Pride microfinance, for instance, falls under Crane bank which limits the amount of money Pride microfinance can collect as a full agent. Yet the microfinance firm is one of the most active branches, according to sources.

MoneyGram and Western Union international are reportedly reluctant in licensing new agents because of the added workload like supervision, training and hiring added workforce.

There are now six registered and operating telecom companies, two of who are offering the money transfer service. The benefits of the service have been boosted by the failure of commercial banks now numbering 21 to translate their services into everyday benefits to the common man.

Interest rates on savings are in point decimals while borrowing rates in Uganda are among the highest in the region. Also, inflation, both in the past (single digit) and present (at 14.5% in September) is way above the interest rates offered by banks for deposits. This means your meager savings in the bank's are simply wiped off by the high inflation.

"People do not save because there are no benefits to saving," said an expatriate working in Uganda.

Banks have remained largely urban based capturing just about 15% of the entire population.
The electronic funds transfer (EFT) and the real time gross settlement (RTGS) offered by banks are expensive, lengthy and uncompetitive. EFTs charges range from sh2,500 to sh10, 000 and take about two days, while RTGS charge upto sh15, 000.

"These two need to lower costs. But there is still business for everyone," cautioned Walusimbi.
In Kenya, the central bank said nearly half (47%) of all money transfers in Kenya are taking place through the mobile phones.

Although a major revolution in the money transfer business, mobile money has shortfalls. There are reports that agents sometimes run out of cash which creates lapses in the smooth running of the service.

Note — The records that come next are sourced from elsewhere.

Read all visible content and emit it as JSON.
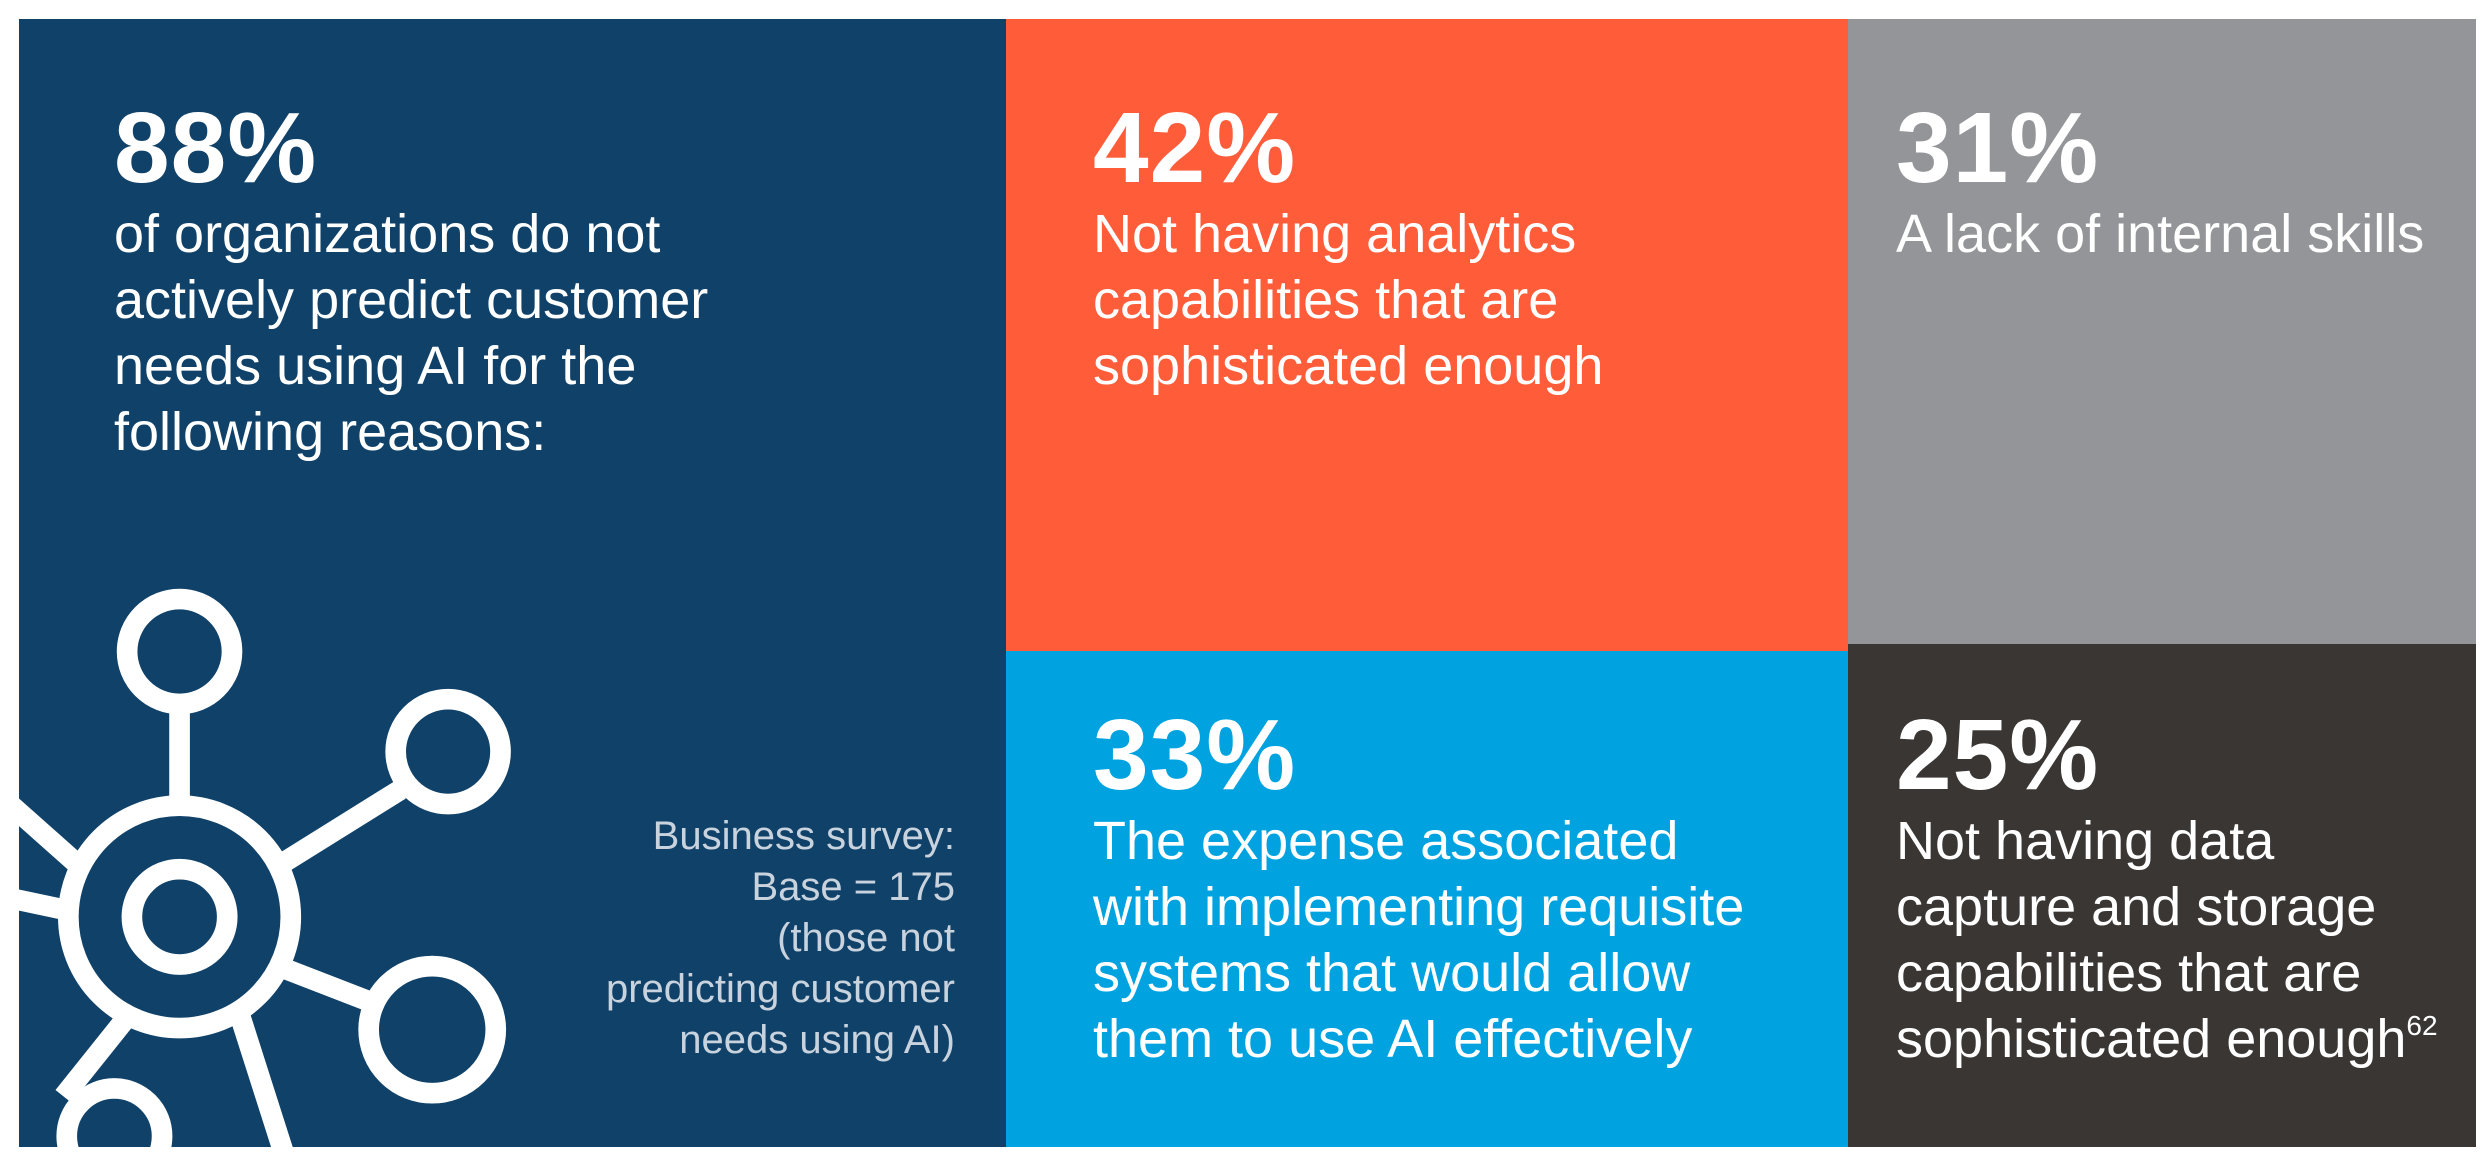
{
  "panels": [
    {
      "stat": "88%",
      "lines": [
        "of organizations do not",
        "actively predict customer",
        "needs using AI for the",
        "following reasons:"
      ]
    },
    {
      "stat": "42%",
      "lines": [
        "Not having analytics",
        "capabilities that are",
        "sophisticated enough"
      ]
    },
    {
      "stat": "31%",
      "lines": [
        "A lack of internal skills"
      ]
    },
    {
      "stat": "33%",
      "lines": [
        "The expense associated",
        "with implementing requisite",
        "systems that would allow",
        "them to use AI effectively"
      ]
    },
    {
      "stat": "25%",
      "lines": [
        "Not having data",
        "capture and storage",
        "capabilities that are",
        "sophisticated enough"
      ],
      "footnote_ref": "62"
    }
  ],
  "note": [
    "Business survey:",
    "Base = 175",
    "(those not",
    "predicting customer",
    "needs using AI)"
  ]
}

Also operators decry the lack of a harmonised identification system in Uganda like it is in Kenya and Tanzania.

"Keeping in consideration the sensitivity around money in Uganda, the slow pace at which people have embraced the use of this service in their day-to-day lives and the lack of a national/formal identification that restricts the acquisition of even more subscribers onto the mobile money service," said Mwami.

Leaving the responsibility of settling all claims by agents with little deposits in the rural areas are a burden and have limited growth of the service.

Will telecoms provide money storage as the banks do?

Isaac Nsereko, MTN chief marketing officer, says in the foreseeable future, it is very unlikely that telecom firms will undertake full banking roles like accepting deposits and extending credit.
"What I see more is collaboration on transfer and payment with the banks," said Nsereko.
In this arrangement, the mobile phone will continue to offer the infrastructure.

MoneyGram and Western Union have remained competitive by mainly exploiting strong brand presence and a public that has for long understood their modus operandi.

The mobile money service has clearly redrawn the competition lines with the traditional players.